一般病棟入院基本料(入院期間に応じた加算)
【条件】
- 初回入院 7/1~7/14
- 自宅へ退院 7/18
- 再入院 8/1
【診療報酬(1日あたり)】
- イ 14日以内の期間 450点
- ロ 15日以上30日以内の期間 192点
上記の条件で算定すると、次のようになります。
入院期間 | 算定内容 |
7/1~7/14 | イの450点を算定(14日間) |
7/15~7/18 | ロの192点を算定(4日間) |
8/1~8/12 | ロの192点を算定(12日間) |
8/13~ | 入院期間に応じた加算なし |
7/18の退院時点では、加算が算定できる30日以内の残日数は、12日間です。
同一傷病で再入院した場合は、起算日が初回入院日(7/1)となるため、加算は、残りの12日間しか算定できません。

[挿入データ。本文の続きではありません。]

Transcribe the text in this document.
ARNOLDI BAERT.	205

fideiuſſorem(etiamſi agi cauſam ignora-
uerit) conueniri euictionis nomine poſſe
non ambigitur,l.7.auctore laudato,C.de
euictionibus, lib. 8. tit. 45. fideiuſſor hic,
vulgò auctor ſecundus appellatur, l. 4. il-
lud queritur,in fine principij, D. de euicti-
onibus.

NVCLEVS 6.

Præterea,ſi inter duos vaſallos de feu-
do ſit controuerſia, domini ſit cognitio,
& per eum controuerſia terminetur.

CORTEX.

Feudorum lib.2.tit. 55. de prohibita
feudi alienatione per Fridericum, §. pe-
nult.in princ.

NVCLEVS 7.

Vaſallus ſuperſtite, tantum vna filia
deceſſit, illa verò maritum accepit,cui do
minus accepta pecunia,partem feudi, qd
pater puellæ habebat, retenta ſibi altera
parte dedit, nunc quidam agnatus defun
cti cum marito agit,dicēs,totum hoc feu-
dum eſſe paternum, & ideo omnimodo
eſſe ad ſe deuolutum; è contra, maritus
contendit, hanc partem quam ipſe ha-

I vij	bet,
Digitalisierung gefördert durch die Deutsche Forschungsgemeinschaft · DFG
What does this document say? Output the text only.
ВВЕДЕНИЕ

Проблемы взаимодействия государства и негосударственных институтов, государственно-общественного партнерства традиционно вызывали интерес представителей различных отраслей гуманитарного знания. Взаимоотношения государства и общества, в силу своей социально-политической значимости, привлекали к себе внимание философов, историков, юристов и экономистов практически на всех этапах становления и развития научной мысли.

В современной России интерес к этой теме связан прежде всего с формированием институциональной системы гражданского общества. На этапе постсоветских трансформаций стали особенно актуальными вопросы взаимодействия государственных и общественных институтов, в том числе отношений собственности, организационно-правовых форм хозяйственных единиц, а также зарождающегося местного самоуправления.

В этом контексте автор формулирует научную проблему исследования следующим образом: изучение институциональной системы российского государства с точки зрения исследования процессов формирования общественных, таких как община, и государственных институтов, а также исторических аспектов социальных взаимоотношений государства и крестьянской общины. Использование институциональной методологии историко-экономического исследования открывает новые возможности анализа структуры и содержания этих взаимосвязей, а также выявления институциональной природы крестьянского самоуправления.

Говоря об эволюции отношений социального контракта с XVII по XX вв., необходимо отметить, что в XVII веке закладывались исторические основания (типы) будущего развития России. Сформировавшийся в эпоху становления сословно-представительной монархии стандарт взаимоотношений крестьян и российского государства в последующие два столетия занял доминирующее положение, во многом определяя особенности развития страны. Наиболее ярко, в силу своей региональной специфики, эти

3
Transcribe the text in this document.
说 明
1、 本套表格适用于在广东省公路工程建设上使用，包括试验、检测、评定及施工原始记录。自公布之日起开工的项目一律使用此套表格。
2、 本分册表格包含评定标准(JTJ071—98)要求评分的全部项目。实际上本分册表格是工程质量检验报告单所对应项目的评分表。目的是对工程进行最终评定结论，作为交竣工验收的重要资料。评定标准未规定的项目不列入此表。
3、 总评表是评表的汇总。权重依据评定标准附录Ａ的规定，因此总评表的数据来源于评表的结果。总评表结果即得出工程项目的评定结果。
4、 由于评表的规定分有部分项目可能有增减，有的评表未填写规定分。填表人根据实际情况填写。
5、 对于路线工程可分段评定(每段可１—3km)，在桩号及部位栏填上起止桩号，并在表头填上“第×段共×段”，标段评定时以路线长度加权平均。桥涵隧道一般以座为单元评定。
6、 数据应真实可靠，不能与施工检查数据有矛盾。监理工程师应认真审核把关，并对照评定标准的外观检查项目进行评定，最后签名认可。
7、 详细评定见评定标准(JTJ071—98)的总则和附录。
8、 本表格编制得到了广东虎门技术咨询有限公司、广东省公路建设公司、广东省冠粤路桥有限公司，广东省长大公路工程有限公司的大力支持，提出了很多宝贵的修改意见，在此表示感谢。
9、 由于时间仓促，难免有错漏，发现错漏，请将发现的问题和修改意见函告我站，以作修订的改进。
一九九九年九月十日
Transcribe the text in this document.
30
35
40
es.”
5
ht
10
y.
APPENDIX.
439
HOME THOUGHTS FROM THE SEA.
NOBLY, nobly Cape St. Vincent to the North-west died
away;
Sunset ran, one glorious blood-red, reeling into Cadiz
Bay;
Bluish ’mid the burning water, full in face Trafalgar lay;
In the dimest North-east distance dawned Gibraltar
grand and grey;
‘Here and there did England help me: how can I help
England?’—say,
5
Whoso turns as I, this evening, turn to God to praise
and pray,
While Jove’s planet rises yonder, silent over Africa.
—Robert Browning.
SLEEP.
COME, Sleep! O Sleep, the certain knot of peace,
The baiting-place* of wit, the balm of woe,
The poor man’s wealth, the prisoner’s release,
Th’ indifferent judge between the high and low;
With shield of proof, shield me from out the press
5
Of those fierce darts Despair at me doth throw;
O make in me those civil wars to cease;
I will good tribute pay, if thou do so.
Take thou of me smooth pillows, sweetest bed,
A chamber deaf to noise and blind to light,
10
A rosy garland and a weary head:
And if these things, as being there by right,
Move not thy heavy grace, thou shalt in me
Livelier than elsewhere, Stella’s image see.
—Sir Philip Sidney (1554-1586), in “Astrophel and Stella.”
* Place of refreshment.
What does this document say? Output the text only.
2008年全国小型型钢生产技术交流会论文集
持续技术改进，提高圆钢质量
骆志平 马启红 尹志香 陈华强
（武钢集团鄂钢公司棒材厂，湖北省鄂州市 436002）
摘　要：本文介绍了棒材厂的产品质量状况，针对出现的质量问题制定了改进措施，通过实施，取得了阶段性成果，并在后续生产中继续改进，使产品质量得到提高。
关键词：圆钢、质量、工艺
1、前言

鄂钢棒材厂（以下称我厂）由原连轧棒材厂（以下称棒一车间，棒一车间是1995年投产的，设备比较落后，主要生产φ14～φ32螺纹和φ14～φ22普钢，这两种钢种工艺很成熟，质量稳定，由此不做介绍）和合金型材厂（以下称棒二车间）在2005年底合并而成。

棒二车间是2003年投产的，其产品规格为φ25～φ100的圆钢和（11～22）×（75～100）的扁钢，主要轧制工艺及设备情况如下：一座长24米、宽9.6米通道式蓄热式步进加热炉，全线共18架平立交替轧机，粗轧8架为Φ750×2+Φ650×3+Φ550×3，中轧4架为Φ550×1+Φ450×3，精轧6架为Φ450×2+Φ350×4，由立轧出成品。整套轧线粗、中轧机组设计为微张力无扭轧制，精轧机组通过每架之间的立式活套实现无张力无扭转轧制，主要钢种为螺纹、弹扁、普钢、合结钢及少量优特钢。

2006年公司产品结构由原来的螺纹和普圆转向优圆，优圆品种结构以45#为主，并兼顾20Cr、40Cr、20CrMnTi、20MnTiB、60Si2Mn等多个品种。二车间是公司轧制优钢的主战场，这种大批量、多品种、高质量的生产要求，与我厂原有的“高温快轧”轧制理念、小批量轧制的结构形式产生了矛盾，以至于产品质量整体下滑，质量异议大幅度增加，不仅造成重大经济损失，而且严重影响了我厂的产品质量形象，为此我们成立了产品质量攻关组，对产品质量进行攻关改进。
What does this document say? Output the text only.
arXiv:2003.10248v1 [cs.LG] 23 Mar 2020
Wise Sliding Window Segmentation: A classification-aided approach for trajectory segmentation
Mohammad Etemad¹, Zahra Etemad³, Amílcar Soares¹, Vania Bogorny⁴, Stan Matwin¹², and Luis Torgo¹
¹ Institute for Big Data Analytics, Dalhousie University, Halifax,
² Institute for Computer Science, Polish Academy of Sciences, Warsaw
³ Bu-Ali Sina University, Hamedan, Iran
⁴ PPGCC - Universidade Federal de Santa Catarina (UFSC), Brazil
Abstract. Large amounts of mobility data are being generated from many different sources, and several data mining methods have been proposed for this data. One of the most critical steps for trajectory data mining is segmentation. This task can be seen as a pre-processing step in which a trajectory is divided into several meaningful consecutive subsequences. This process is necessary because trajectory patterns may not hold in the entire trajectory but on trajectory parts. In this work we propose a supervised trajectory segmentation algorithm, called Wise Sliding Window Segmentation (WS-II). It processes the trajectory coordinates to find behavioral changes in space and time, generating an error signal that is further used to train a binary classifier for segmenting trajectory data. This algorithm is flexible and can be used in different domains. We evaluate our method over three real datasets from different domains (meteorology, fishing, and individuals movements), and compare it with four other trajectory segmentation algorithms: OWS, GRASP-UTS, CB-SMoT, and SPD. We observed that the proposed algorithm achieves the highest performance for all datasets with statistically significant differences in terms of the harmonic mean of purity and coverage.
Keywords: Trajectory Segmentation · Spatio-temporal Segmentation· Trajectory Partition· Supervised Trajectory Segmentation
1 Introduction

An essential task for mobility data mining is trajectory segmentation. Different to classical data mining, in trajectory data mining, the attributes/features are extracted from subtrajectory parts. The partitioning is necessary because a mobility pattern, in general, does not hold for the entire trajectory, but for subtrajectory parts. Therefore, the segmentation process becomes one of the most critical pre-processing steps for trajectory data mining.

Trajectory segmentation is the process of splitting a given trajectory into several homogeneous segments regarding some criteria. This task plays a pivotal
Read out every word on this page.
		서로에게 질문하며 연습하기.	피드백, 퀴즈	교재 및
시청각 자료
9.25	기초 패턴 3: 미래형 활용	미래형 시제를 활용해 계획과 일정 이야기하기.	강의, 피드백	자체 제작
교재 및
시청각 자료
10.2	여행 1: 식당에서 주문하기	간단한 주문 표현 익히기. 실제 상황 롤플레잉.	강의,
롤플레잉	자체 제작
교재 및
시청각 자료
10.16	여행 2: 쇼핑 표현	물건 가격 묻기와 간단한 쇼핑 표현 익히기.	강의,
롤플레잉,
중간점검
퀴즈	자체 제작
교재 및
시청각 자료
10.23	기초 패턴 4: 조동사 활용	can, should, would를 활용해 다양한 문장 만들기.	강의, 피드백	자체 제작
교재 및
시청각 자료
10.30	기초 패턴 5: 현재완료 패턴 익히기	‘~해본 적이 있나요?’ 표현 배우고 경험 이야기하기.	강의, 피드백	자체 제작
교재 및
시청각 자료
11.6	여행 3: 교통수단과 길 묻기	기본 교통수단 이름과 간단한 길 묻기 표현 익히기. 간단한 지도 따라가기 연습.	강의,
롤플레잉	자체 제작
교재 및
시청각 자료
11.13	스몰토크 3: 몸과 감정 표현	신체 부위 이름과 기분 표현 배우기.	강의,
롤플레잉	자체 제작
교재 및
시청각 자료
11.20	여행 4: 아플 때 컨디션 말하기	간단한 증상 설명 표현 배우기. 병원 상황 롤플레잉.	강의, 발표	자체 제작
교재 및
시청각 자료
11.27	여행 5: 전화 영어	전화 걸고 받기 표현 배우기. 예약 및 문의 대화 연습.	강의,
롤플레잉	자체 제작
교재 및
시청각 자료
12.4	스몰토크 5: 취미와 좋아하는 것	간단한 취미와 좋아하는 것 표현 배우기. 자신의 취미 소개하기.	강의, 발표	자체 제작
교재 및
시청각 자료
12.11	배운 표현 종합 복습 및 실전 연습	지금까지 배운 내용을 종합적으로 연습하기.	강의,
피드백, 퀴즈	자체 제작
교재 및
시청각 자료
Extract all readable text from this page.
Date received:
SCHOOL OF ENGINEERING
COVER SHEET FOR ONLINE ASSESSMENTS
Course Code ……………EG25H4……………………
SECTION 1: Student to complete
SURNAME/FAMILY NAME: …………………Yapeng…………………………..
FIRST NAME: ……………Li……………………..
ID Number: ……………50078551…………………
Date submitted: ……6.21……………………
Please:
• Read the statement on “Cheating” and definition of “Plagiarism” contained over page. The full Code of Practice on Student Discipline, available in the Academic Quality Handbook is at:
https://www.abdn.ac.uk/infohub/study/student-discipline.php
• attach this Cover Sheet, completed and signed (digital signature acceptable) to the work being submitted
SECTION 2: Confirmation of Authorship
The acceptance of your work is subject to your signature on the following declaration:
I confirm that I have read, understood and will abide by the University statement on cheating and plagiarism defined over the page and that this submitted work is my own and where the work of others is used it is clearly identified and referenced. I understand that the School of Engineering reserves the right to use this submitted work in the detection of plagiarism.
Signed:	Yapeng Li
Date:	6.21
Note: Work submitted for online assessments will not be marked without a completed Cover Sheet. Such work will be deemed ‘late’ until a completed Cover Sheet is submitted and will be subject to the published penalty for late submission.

ちなみに、算定根拠としては、一般病棟入院基本料の通知(3)に「「注3」の加算に係る入院期間の起算日は、第2部通則5に規定する起算日とする。」と書いてあります。
診療報酬明細書の入院欄に、入院起算日が表示される
入院日(起算日)は、診療報酬明細書の入院欄「入院年月日」に記載します。
赤く囲った部分です。
なお、起算日となる入院日は、入院欄「入院年月日」ですが、入院歴は、上記のとおり「診療開始日(青く囲った部分)」に表示されます。
まとめ
ここで、「再入院の日が、診療報酬上の起算日となる場合」についてまとめておきます。
- 前回の入院時とは違う傷病
- 急性増悪その他やむを得ない事由
- 退院後、一旦治癒(近い状態)後に再発
- 退院後、3ヶ月以上(または1ヶ月以上)、同一疾患で、いずれの病院などに入院しなかった
再入院における入院日(起算日)の取扱いって、わかりづらいですよね。
ただ、入院日(起算日)によって、診療報酬が大幅に変わる場合があるので、適切に判断し、極力、再入院にならないようにしたいですね。
最後までお読みいただき、ありがとうございます。